Summary

Game type: 'Callings' (ball game)
Alternative types: play with props/equipment, games with actions

Handwritten description of the ball game 'Callings' compiled by Lucy Driscoll, a 12 year old student at Errol Street Primary School, for Dr Dorothy Howard on 25 August 1954. Driscoll describes 'Callings' as a game suitable for girls and boys, which is played at school or on the street all year round. To play, she explains that a ball is thrown into the air and a name of one of the players called out. The game's rules are somewhat unclear; however it appears that if the ball bounces twice on its return, players must take a number of steps dependent on the name called. If the ball only bounces once, Driscoll states that the ball is thrown again. She lists other players of 'Callings' including Lucy Driscoll, Bev Sinclair, Irene Hellier, Joyce Godfrey, Joyce Aghan, Hazel Vost and Elaine Boyle.
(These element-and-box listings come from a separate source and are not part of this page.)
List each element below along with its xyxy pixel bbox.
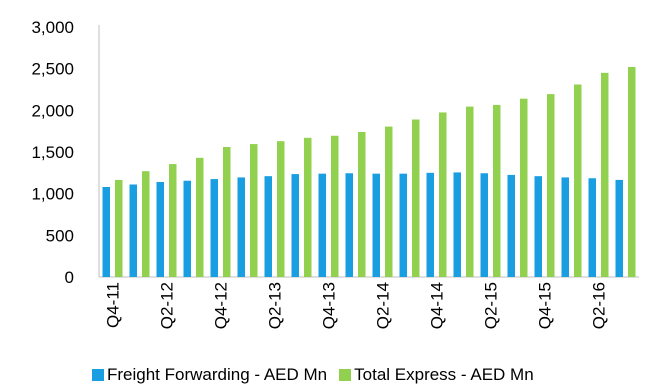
bar-freight-forwarding	[399, 173, 407, 277]
bar-total-express	[142, 171, 150, 277]
bar-total-express	[277, 141, 285, 277]
x-tick-label: Q4-15	[536, 282, 555, 329]
bar-freight-forwarding	[183, 180, 191, 277]
x-tick-label: Q2-15	[482, 282, 501, 329]
bar-freight-forwarding	[507, 174, 515, 277]
y-tick-label: 0	[65, 268, 74, 287]
bar-freight-forwarding	[102, 187, 110, 277]
bar-total-express	[520, 98, 528, 277]
x-tick-label: Q4-12	[212, 282, 231, 329]
x-tick-labels: Q4-11 Q2-12 Q4-12 Q2-13 Q4-13 Q2-14 Q4-14 Q2-15…	[104, 282, 609, 329]
y-tick-label: 2,000	[31, 101, 74, 120]
x-tick-label: Q2-12	[158, 282, 177, 329]
bar-freight-forwarding	[291, 174, 299, 277]
bar-freight-forwarding	[237, 177, 245, 277]
bar-total-express	[574, 84, 582, 277]
bar-total-express	[250, 144, 258, 277]
bar-total-express	[358, 132, 366, 277]
axes	[98, 25, 639, 278]
bar-total-express	[223, 147, 231, 277]
bar-freight-forwarding	[453, 172, 461, 277]
y-tick-label: 500	[46, 226, 74, 245]
legend: Freight Forwarding - AED Mn Total Expres…	[92, 364, 534, 385]
bar-total-express	[169, 164, 177, 277]
legend-item-total-express: Total Express - AED Mn	[339, 365, 534, 385]
bar-freight-forwarding	[615, 179, 623, 277]
y-tick-label: 1,000	[31, 185, 74, 204]
bar-total-express	[331, 135, 339, 277]
x-tick-label: Q4-11	[104, 282, 123, 328]
bar-freight-forwarding	[561, 177, 569, 277]
bar-total-express	[439, 112, 447, 277]
x-tick-label: Q2-13	[266, 282, 285, 329]
bar-freight-forwarding	[210, 179, 218, 277]
bar-total-express	[628, 67, 636, 277]
bar-freight-forwarding	[588, 178, 596, 277]
bar-freight-forwarding	[426, 172, 434, 277]
x-tick-label: Q2-16	[590, 282, 609, 329]
bar-total-express	[304, 137, 312, 277]
y-tick-label: 1,500	[31, 143, 74, 162]
bars	[102, 67, 636, 277]
bar-freight-forwarding	[264, 176, 272, 277]
bar-freight-forwarding	[156, 182, 164, 277]
bar-freight-forwarding	[534, 176, 542, 277]
x-tick-label: Q4-14	[428, 282, 447, 329]
bar-total-express	[547, 94, 555, 277]
legend-label-total-express: Total Express - AED Mn	[354, 364, 534, 384]
legend-label-freight-forwarding: Freight Forwarding - AED Mn	[107, 364, 328, 384]
bar-total-express	[601, 72, 609, 277]
y-tick-label: 2,500	[31, 60, 74, 79]
bar-total-express	[196, 157, 204, 277]
y-tick-labels: 0 500 1,000 1,500 2,000 2,500 3,000	[31, 18, 74, 287]
legend-item-freight-forwarding: Freight Forwarding - AED Mn	[92, 365, 327, 385]
bar-freight-forwarding	[480, 173, 488, 277]
bar-freight-forwarding	[372, 173, 380, 277]
bar-total-express	[412, 119, 420, 277]
x-tick-label: Q2-14	[374, 282, 393, 329]
x-tick-label: Q4-13	[320, 282, 339, 329]
bar-freight-forwarding	[129, 184, 137, 277]
legend-swatch-freight-forwarding	[92, 368, 104, 381]
y-tick-label: 3,000	[31, 18, 74, 37]
bar-total-express	[493, 104, 501, 277]
legend-swatch-total-express	[339, 368, 352, 381]
bar-total-express	[385, 126, 393, 277]
bar-freight-forwarding	[318, 173, 326, 277]
bar-freight-forwarding	[345, 173, 353, 277]
bar-chart: 0 500 1,000 1,500 2,000 2,500 3,000 Q4-11 Q2-12…	[31, 18, 639, 329]
bar-total-express	[115, 179, 123, 277]
bar-total-express	[466, 106, 474, 277]
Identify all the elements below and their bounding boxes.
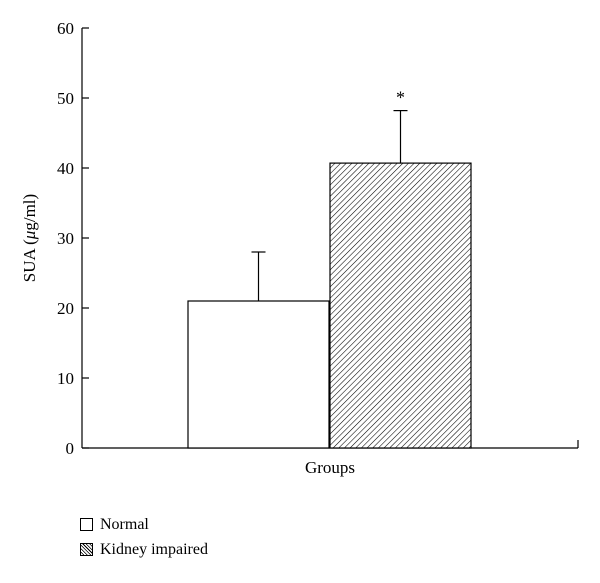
legend-swatch-kidney-impaired: [80, 543, 93, 556]
y-tick-label-0: 0: [66, 439, 75, 458]
legend-item-kidney-impaired: Kidney impaired: [80, 537, 208, 562]
x-axis-label: Groups: [305, 458, 355, 477]
y-tick-label-60: 60: [57, 19, 74, 38]
legend-label-kidney-impaired: Kidney impaired: [100, 540, 208, 558]
legend-item-normal: Normal: [80, 512, 208, 537]
y-tick-label-10: 10: [57, 369, 74, 388]
y-axis-label: SUA (μg/ml): [20, 194, 39, 282]
legend: Normal Kidney impaired: [80, 512, 208, 562]
y-tick-label-40: 40: [57, 159, 74, 178]
significance-marker-1: *: [396, 88, 405, 108]
y-tick-label-30: 30: [57, 229, 74, 248]
legend-label-normal: Normal: [100, 515, 149, 533]
y-tick-label-20: 20: [57, 299, 74, 318]
bar-1: [329, 162, 472, 449]
legend-swatch-normal: [80, 518, 93, 531]
y-tick-label-50: 50: [57, 89, 74, 108]
bar-0: [187, 300, 330, 449]
bar-chart: 0 10 20 30 40 50 60 * Groups SUA (μg/ml): [20, 19, 579, 477]
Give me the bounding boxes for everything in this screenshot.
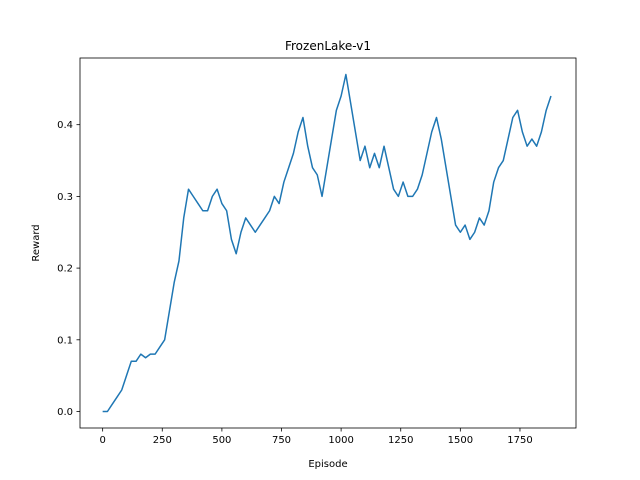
y-tick-label: 0.0	[57, 407, 73, 418]
y-axis-title: Reward	[31, 224, 42, 261]
x-tick-label: 250	[153, 435, 172, 446]
x-tick-label: 500	[212, 435, 231, 446]
plot-area	[102, 73, 552, 413]
x-tick-label: 750	[272, 435, 291, 446]
x-tick-label: 1500	[448, 435, 473, 446]
y-tick-label: 0.3	[57, 192, 73, 203]
axes-frame	[79, 57, 577, 429]
x-tick-label: 1250	[388, 435, 413, 446]
chart-title: FrozenLake-v1	[285, 39, 371, 53]
series-line-0	[102, 73, 552, 413]
y-tick-label: 0.2	[57, 264, 73, 275]
y-tick-label: 0.4	[57, 120, 73, 131]
y-axis: 0.0 0.1 0.2 0.3 0.4	[57, 120, 80, 418]
x-tick-label: 1000	[328, 435, 353, 446]
x-tick-label: 0	[99, 435, 105, 446]
x-tick-label: 1750	[507, 435, 532, 446]
y-tick-label: 0.1	[57, 335, 73, 346]
x-axis-title: Episode	[308, 459, 347, 470]
x-axis: 0 250 500 750 1000 1250 1500 1750	[99, 428, 533, 446]
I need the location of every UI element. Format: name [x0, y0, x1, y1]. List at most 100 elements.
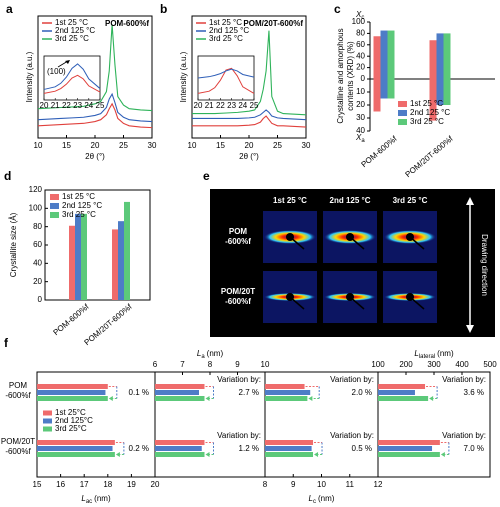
bar-amorphous: [387, 79, 395, 99]
top-symbol: Xc: [355, 10, 364, 20]
x-tick-label: 8: [263, 480, 268, 489]
row-label: -600%f: [225, 297, 251, 306]
x-tick-label: 300: [427, 360, 441, 369]
x-axis-label-unit: (nm): [207, 349, 224, 358]
bar: [378, 440, 440, 445]
inset-curve: [43, 63, 101, 90]
inset-x-tick-label: 23: [73, 101, 82, 110]
x-tick-label: 12: [374, 480, 383, 489]
panel-label: e: [203, 169, 210, 183]
inset-curve: [197, 68, 255, 79]
y-tick-label: 100: [29, 203, 43, 212]
x-axis-label-sub: a: [201, 354, 205, 360]
y-axis-label: Intensity (a.u.): [25, 51, 34, 102]
beamstop: [346, 293, 354, 301]
bar-crystalline: [436, 33, 444, 79]
bar: [265, 452, 314, 457]
x-tick-label: 10: [34, 141, 43, 150]
panel-label: b: [160, 2, 167, 16]
arrow-head: [205, 452, 210, 457]
legend-swatch: [43, 426, 52, 432]
beamstop: [406, 293, 414, 301]
bar: [75, 213, 81, 300]
y-axis-label: contents (XRD) (%): [346, 41, 355, 111]
y-tick-label: 0: [361, 74, 366, 83]
bar-crystalline: [429, 40, 437, 79]
x-tick-label: 9: [291, 480, 296, 489]
bar: [155, 446, 202, 451]
panel-label: d: [4, 169, 11, 183]
inset-x-tick-label: 22: [62, 101, 71, 110]
variation-label: Variation by:: [217, 375, 261, 384]
panel-label: f: [4, 336, 9, 350]
y2-tick-label: 20: [356, 100, 365, 109]
bar: [37, 396, 108, 401]
legend-label: 1st 25 °C: [62, 192, 95, 201]
beamstop: [406, 233, 414, 241]
x-tick-label: 10: [188, 141, 197, 150]
plot-frame: [36, 371, 491, 478]
column-label: 3rd 25 °C: [393, 196, 428, 205]
xrd-curve: [37, 102, 153, 129]
top-symbol-sub: c: [361, 15, 364, 21]
x-tick-label: 20: [151, 480, 160, 489]
x-tick-label: 200: [399, 360, 413, 369]
row-label: -600%f: [225, 237, 251, 246]
x-axis-label-symbol: L: [414, 349, 418, 358]
category-label: POM-600%f: [51, 302, 91, 337]
bar: [265, 384, 305, 389]
group-label: POM: [9, 381, 28, 390]
bar: [378, 384, 426, 389]
column-label: 2nd 125 °C: [330, 196, 371, 205]
row-label: POM/20T: [221, 287, 255, 296]
bar: [37, 390, 106, 395]
x-axis-label-sub: ac: [86, 499, 92, 505]
x-tick-label: 25: [273, 141, 282, 150]
y-tick-label: 40: [356, 51, 365, 60]
side-label: Drawing direction: [480, 234, 489, 296]
arrow-head: [108, 396, 113, 401]
x-tick-label: 16: [56, 480, 65, 489]
bar: [378, 396, 429, 401]
variation-label: Variation by:: [217, 431, 261, 440]
xrd-curve: [192, 30, 307, 116]
x-axis-label: 2θ (°): [239, 152, 259, 161]
legend-swatch: [50, 212, 59, 218]
x-tick-label: 30: [302, 141, 311, 150]
top-symbol-symbol: X: [355, 10, 362, 19]
x-axis-label-unit: (nm): [437, 349, 454, 358]
bar-amorphous: [443, 79, 451, 105]
bar: [37, 384, 108, 389]
y-tick-label: 80: [33, 222, 42, 231]
row-label: POM: [229, 227, 248, 236]
bar: [112, 229, 118, 300]
x-tick-label: 6: [153, 360, 158, 369]
bar: [69, 225, 75, 300]
bar: [265, 396, 308, 401]
bar: [378, 390, 415, 395]
bar: [155, 390, 199, 395]
x-tick-label: 20: [91, 141, 100, 150]
inset-frame: [197, 55, 255, 101]
bar: [118, 221, 124, 300]
x-axis-label: Lac (nm): [81, 494, 111, 504]
y2-tick-label: 30: [356, 113, 365, 122]
bar: [37, 452, 115, 457]
y-tick-label: 40: [33, 258, 42, 267]
bar: [155, 440, 205, 445]
inset-x-tick-label: 21: [205, 101, 214, 110]
legend-swatch: [398, 110, 407, 116]
bar: [81, 213, 87, 300]
x-tick-label: 11: [346, 480, 355, 489]
arrow-head: [466, 325, 474, 333]
legend-label: 3rd 25°C: [55, 424, 87, 433]
x-axis-label: La (nm): [197, 349, 224, 359]
y-axis-label: Crystalline and amorphous: [336, 28, 345, 123]
bar-crystalline: [373, 36, 381, 79]
legend-label: 2nd 125 °C: [209, 26, 249, 35]
inset-x-tick-label: 25: [250, 101, 259, 110]
y-tick-label: 80: [356, 29, 365, 38]
x-tick-label: 10: [261, 360, 270, 369]
bar: [378, 446, 433, 451]
bar-amorphous: [373, 79, 381, 112]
One of a collection of letters describing a children's game written to children's Folklorist Dorothy Howard between 1954 and 1955. Dr Howard came to Australia in 1954-55 as an American Fulbright scholar to study Australian children's folklore. She travelled across Australia for 10 months collecting children's playground rhymes, games, play artefacts, etc. This letter, together with the other original fieldwork collected by Dr Howard during this period, is preserved in the Dorothy Howard Collection manuscript files, part of the Australian Children's Folklore Collection (ACFC), Archive Series 3. The ACFC is an extensive collection documenting children's folklore and related research.

Physical Description

Handwritten game description in blue ink on paper. Features titles underlined in red pencil; text written on one side only.